This section is from the book "Business Law - Case Method", by William Kixmiller, William H. Spencer. See also: Business Law: Text and Cases.
A bill, payable in ninety days to Hertzog & Kranz, was drawn upon Bertrand Frankton by the Wiltshire Fabric Company, of whom he bought supplies. It was presented a few days after it was drawn, but instead of accepting it, Frankton became indignant that his account had been drawn upon. Instead of notifying the drawer, Hertzog & Kranz, thinking that it could be explained to Frankton that the draft was not a "dun" nor a reflection upon his credit, kept the bill for a week and then presented it again. Frankton, however, could not be placated and the holders were forced to look to the drawer for their remedy. Within twenty-four hours of this second presentment, notice of Frankton's refusal to accept was sent to the Wiltshire Fabric Company. In the meantime, Frankton had written to them of the first request for acceptance, and they claimed that the failure to duly notify them of this discharged them entirely upon the bill, so that they were not liable for the second presentment and dishonor. Suit was brought without any further presentment to Frankton when the bill matured. Is the Wiltshire Fabric Company liable?

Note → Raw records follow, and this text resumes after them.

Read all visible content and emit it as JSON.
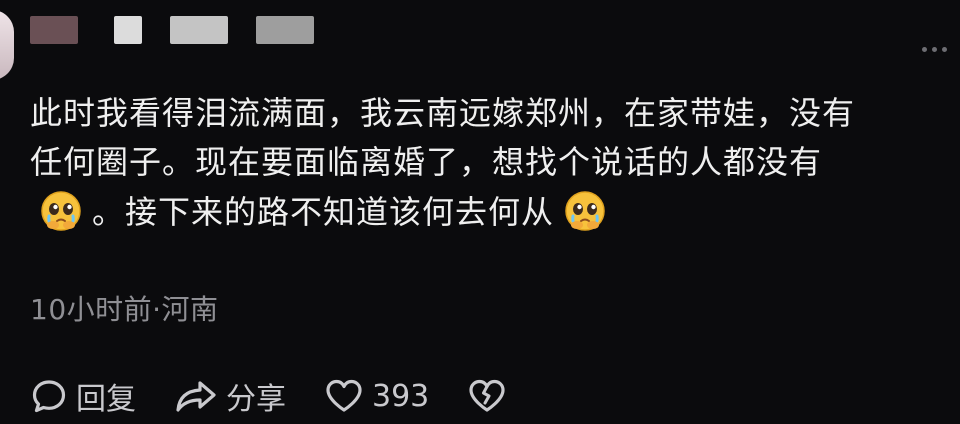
{
  "comment": {
    "line1": "此时我看得泪流满面，我云南远嫁郑州，在家带娃，没有",
    "line2": "任何圈子。现在要面临离婚了，想找个说话的人都没有",
    "line3": "。接下来的路不知道该何去何从",
    "emoji": "pleading-face-emoji"
  },
  "meta": {
    "time": "10小时前",
    "separator": "·",
    "location": "河南"
  },
  "actions": {
    "reply_label": "回复",
    "share_label": "分享",
    "like_count": "393"
  },
  "colors": {
    "background": "#0b0b0d",
    "text": "#efefef",
    "meta": "#8f8f94",
    "icon": "#c9c9cd"
  }
}
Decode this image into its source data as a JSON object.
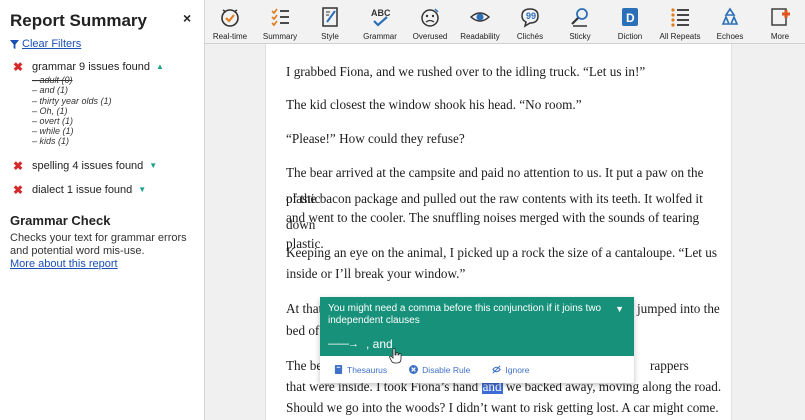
{
  "sidebar": {
    "title": "Report Summary",
    "close_label": "×",
    "clear_filters": "Clear Filters",
    "issues": [
      {
        "label": "grammar 9 issues found",
        "expanded": true,
        "items": [
          "adult (0)",
          "and (1)",
          "thirty year olds (1)",
          "Oh, (1)",
          "overt (1)",
          "while (1)",
          "kids (1)"
        ]
      },
      {
        "label": "spelling 4 issues found",
        "expanded": false
      },
      {
        "label": "dialect 1 issue found",
        "expanded": false
      }
    ],
    "grammar_check": {
      "title": "Grammar Check",
      "description": "Checks your text for grammar errors and potential word mis-use.",
      "link": "More about this report"
    }
  },
  "toolbar": {
    "items": [
      {
        "label": "Real-time",
        "icon": "realtime-icon"
      },
      {
        "label": "Summary",
        "icon": "summary-icon"
      },
      {
        "label": "Style",
        "icon": "style-icon"
      },
      {
        "label": "Grammar",
        "icon": "grammar-icon"
      },
      {
        "label": "Overused",
        "icon": "overused-icon"
      },
      {
        "label": "Readability",
        "icon": "readability-icon"
      },
      {
        "label": "Clichés",
        "icon": "cliches-icon"
      },
      {
        "label": "Sticky",
        "icon": "sticky-icon"
      },
      {
        "label": "Diction",
        "icon": "diction-icon"
      },
      {
        "label": "All Repeats",
        "icon": "all-repeats-icon"
      },
      {
        "label": "Echoes",
        "icon": "echoes-icon"
      },
      {
        "label": "More",
        "icon": "more-icon"
      }
    ]
  },
  "document": {
    "p1": "I grabbed Fiona, and we rushed over to the idling truck. “Let us in!”",
    "p2": "The kid closest the window shook his head. “No room.”",
    "p3": "“Please!” How could they refuse?",
    "p4_l1": "The bear arrived at the campsite and paid no attention to us. It put a paw on the plastic",
    "p4_l2": "of the bacon package and pulled out the raw contents with its teeth. It wolfed it down",
    "p4_l3": "and went to the cooler. The snuffling noises merged with the sounds of tearing plastic.",
    "p5_l1": "Keeping an eye on the animal, I picked up a rock the size of a cantaloupe. “Let us",
    "p5_l2": "inside or I’ll break your window.”",
    "p6_l1_start": "At that",
    "p6_l1_end": "jumped into the",
    "p6_l2_start": "bed of",
    "p7_l1_start": "The be",
    "p7_l1_end": "rappers",
    "p7_l2_a": "that were inside. I took Fiona’s hand",
    "p7_l2_hl": "and",
    "p7_l2_b": "we backed away, moving along the road.",
    "p7_l3": "Should we go into the woods? I didn’t want to risk getting lost. A car might come."
  },
  "popup": {
    "message": "You might need a comma before this conjunction if it joins two independent clauses",
    "suggestion": ", and",
    "thesaurus": "Thesaurus",
    "disable_rule": "Disable Rule",
    "ignore": "Ignore"
  },
  "colors": {
    "accent": "#17917a",
    "error": "#d62a2a",
    "link": "#1a4fb5",
    "highlight": "#3d6bd6"
  }
}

A bill was drawn in France to the order of Sheldon. It was drawn upon a certain person residing at Bordeaux. By Sheldon it was indorsed, in New York, to Aymar. Aymar presented the bill to the drawee in France for acceptance, but he refused to accept it. He then brings this action against Sheldon, his indorser, to recover from him. Sheldon contended that he was not liable upon the bill because, by the law of France, where the bill was drawn, a negotiable instrument must be presented for acceptance and again for payment before a person of secondary liability can be charged upon it.

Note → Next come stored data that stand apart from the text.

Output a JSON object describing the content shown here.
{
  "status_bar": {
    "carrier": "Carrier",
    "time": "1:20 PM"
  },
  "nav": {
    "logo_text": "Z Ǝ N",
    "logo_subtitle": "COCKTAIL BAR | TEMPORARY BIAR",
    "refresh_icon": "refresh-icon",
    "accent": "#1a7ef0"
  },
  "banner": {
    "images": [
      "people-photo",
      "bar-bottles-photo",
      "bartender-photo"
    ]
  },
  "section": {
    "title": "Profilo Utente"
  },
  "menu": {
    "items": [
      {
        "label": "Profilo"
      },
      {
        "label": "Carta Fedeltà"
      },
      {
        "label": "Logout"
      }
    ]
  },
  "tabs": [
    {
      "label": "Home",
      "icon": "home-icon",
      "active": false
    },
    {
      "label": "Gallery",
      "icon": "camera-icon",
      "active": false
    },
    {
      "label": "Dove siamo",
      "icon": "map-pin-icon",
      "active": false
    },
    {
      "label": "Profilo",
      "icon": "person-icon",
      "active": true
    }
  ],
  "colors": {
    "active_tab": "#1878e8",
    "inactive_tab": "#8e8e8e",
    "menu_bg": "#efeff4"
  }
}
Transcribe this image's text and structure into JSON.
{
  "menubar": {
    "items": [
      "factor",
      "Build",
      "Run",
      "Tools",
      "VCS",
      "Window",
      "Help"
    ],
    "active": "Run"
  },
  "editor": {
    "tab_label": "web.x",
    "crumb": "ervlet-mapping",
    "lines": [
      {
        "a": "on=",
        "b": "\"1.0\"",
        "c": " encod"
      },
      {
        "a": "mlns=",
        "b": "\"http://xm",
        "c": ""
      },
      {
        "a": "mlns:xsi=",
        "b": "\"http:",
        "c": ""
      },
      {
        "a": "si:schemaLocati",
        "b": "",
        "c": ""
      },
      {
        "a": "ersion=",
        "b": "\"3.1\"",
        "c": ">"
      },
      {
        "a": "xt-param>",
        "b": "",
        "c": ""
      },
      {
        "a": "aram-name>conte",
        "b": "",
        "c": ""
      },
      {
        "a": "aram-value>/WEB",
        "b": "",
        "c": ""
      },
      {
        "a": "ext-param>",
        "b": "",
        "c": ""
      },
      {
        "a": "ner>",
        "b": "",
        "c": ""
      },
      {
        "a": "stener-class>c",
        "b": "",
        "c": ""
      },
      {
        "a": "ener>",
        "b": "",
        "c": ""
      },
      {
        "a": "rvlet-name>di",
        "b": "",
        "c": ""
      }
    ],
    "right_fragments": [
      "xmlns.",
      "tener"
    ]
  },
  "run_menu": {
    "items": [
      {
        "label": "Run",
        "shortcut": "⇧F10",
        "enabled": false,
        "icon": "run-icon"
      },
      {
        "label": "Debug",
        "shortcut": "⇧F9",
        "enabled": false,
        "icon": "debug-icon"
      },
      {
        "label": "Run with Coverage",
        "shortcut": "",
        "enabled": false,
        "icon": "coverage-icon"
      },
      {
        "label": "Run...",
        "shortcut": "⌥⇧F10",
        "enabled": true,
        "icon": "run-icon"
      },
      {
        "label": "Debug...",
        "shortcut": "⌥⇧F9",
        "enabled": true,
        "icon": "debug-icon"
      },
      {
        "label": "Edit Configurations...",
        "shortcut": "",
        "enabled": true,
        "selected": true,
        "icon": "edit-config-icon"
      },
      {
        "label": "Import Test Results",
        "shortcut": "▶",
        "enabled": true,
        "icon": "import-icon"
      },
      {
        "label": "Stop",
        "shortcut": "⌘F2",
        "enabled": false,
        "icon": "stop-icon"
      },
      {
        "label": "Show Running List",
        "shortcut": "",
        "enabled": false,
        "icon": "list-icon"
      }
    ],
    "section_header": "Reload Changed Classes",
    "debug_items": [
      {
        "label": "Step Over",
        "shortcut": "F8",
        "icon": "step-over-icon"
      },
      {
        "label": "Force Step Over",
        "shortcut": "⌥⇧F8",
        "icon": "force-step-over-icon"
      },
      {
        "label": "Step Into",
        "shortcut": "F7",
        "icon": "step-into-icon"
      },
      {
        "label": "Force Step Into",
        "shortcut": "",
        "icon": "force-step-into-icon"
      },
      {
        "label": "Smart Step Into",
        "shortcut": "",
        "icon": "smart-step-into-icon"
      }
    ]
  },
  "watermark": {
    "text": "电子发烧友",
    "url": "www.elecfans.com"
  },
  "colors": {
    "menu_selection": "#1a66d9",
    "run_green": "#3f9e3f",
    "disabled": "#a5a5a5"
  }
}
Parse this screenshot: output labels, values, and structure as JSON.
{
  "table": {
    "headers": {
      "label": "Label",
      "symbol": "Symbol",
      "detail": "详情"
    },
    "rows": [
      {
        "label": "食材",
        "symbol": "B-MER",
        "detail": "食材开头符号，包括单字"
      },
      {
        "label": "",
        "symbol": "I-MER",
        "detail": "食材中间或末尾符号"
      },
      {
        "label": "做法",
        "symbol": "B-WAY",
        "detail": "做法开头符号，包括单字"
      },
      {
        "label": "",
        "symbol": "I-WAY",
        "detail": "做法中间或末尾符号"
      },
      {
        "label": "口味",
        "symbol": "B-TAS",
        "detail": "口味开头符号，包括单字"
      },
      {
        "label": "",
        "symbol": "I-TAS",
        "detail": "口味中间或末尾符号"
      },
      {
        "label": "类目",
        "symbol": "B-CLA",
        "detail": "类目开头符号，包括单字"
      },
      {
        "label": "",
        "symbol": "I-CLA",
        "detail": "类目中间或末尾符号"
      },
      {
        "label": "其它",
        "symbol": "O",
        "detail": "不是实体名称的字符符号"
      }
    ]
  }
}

Mr. Justice Nelson, who delivered the opinion of the court, said in part: "The contract of indorsement was made in this case, and the execution of it contemplated by the parties in this state, and it is, therefore, to be construed according to the laws of New York. Sheldon, by it, here engages that the drawees will accept and pay the bill on due presentment, or in case of their default and notice, that they will pay it. All the cases which determine that the nature and extent of the obligation of the drawer are to be ascertained and settled according to the law of the place where the bill is drawn, are equally applicable to the indorser, for in respect to the holder, he is a drawer." Judgment was, therefore, given for Aymar.
When a bill of exchange is drawn, the drawer thereby engages that the drawee will accept it, when the instrument is presented for that purpose. But his promise extends further than this; he further promises to pay it himself in case the person on whom it is drawn does not pay it, provided the holder has exercised due diligence in his attempt to procure an acceptance from that person, and has notified the drawer of the fact that the drawee refused to accept the instrument. If the instrument has been presented by the holder to the drawee for acceptance, and the latter refuses to accept it, the holder is under no obligation to wait until the instrument matures and then present it for payment. Immediately upon the refusal of the drawee to accept, the holder may notify the drawer of that fact, and proceed against him on the instrument.

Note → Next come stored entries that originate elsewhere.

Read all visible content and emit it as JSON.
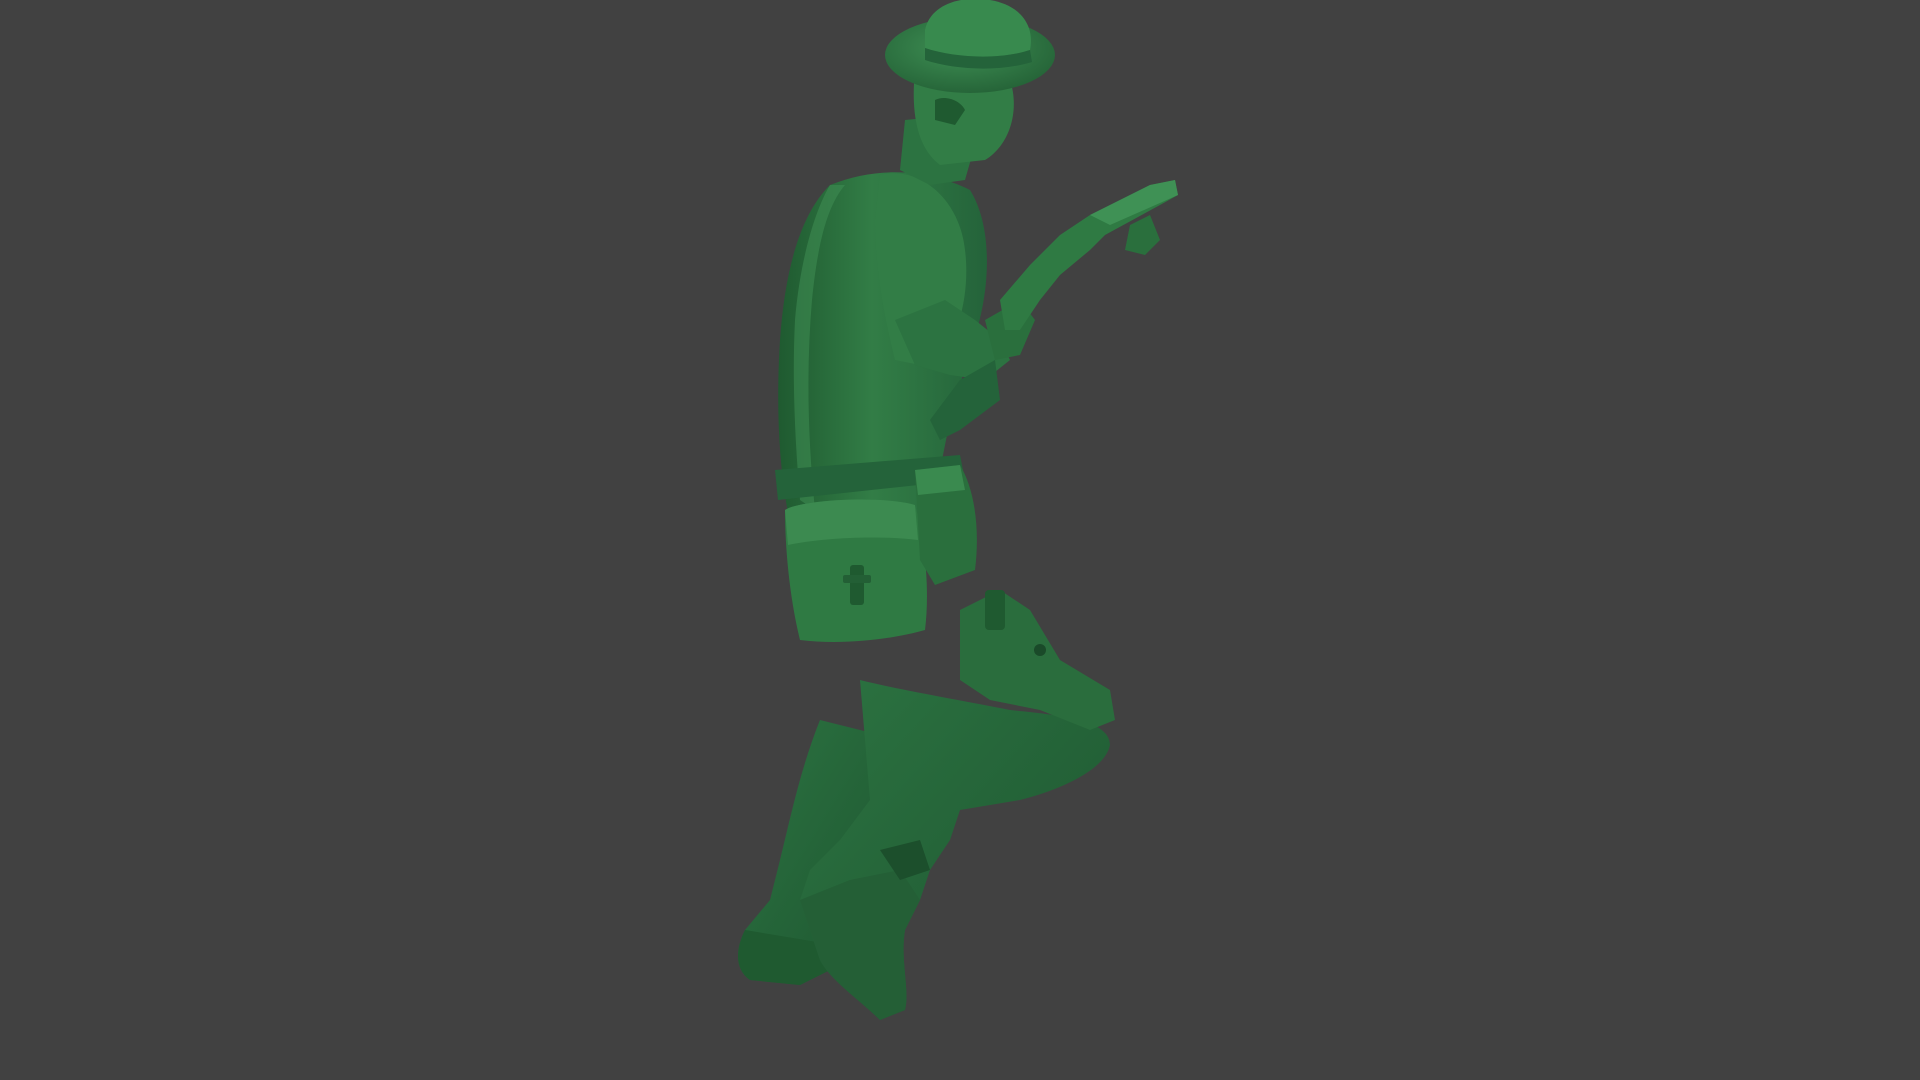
{
  "scene": {
    "background_color": "#414141",
    "subject": "green-toy-soldier-model",
    "colors": {
      "base_green": "#2f7a43",
      "shadow_green": "#1f5a30",
      "highlight_green": "#4a9a5e",
      "deep_shadow": "#174524"
    }
  }
}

In both the Ruling Court Case and the Story Case the drawer is liable, notwithstanding that the bill was never presented at maturity for payment. Refusal to accept the bill is a dishonor of it and the drawer then becomes primarily liable if he is notified. But the bill may be again presented, and failure to pay at maturity is a new dishonor, for which the drawer is liable, after being notified, whether or not he was ever notified of the original refusal to accept. In the Story Case, Hertzog & Kranz could have kept the bill until its maturity and then presented it the second time. But at any time before maturity, and any number of times, they could call upon the drawee to accept it, and any refusal to do so would be a dishonor of the bill. For the first or for any other dishonor, they were entitled to notify the drawer and to proceed against him, for every dishonor is a breach of his contract that the bill will be accepted upon presentment. Due notice was given of the second dishonor, and it is not material that none was given after the first. Judgment should be given against the "Wiltshire Fabric Company.